A Brief History of the
William Appling - Scott Joplin Project
During the last decade of his life, renowned conductor, educator, and pianist William Appling immersed himself in the music of Scott Joplin. Appling “discovered” Joplin almost by accident. Finding a volume of Joplin’s piano music in the late 1990s, Appling read through it and began to realize that Joplin was, in fact, a true genius whose music had never received the recognition or respect it deserved. Appling gradually conceived of a large-scale project, Celebrating Scott Joplin, which would include a recording of Joplin’s complete works for piano, a recording of his songs, and a fully-staged performance of his opera Treemonisha.

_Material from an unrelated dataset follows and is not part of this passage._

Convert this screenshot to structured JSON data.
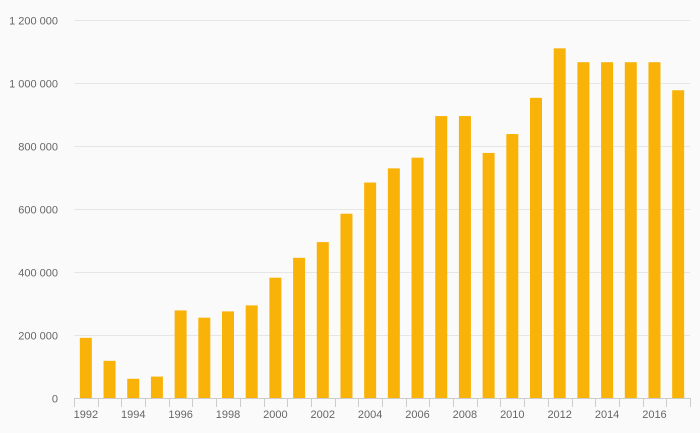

Because of his declining health, Appling was ultimately able to accomplish only the first part of his dream: over a two year period from 2006-2007, he recorded all of Joplin's piano compositions for solo piano, (with the exception of those that were co-written with other composers) a total of 46 works. Seven of the Joplin recordings were released on an Albany Records CD in 2010, William Appling Plays Scott Joplin and J.S. Bach, which also included two major keyboard works by Bach, the Partita No. 1 in B-flat, and the Italian Concerto.
At the time of his death in 2008, William Appling had recorded the remaining 39 pieces, but none to his total satisfaction. With failing health and knowing that extensive editing of the hundreds of takes would be required, Appling was prompted to secure commitments from George Faddoul and William McClelland to finish the recordings.
Understanding the importance of this project both to William Appling and to the music of Scott Joplin, the Board of William Appling Singers & Orchestra committed itself to making sure that the remaining 39 Joplin recordings would be edited and published. Soon after their 2009 event in his memory at Riverside Church, Celebrating William Appling, the WASO Board announced the William Appling - Scott Joplin Project to raise the necessary funds to pay for the editing, production, and eventual release of the Joplin recordings.
The editing and mastering of all 46 recordings is finished. Using a sophisticated music software program, George and William have been able to take the various versions of each piece and create a single and nearly flawless performance. For some recordings, which were in a fairly rough state, this has required many hours of work, although we feel the finished products are very close to Appling’s conception.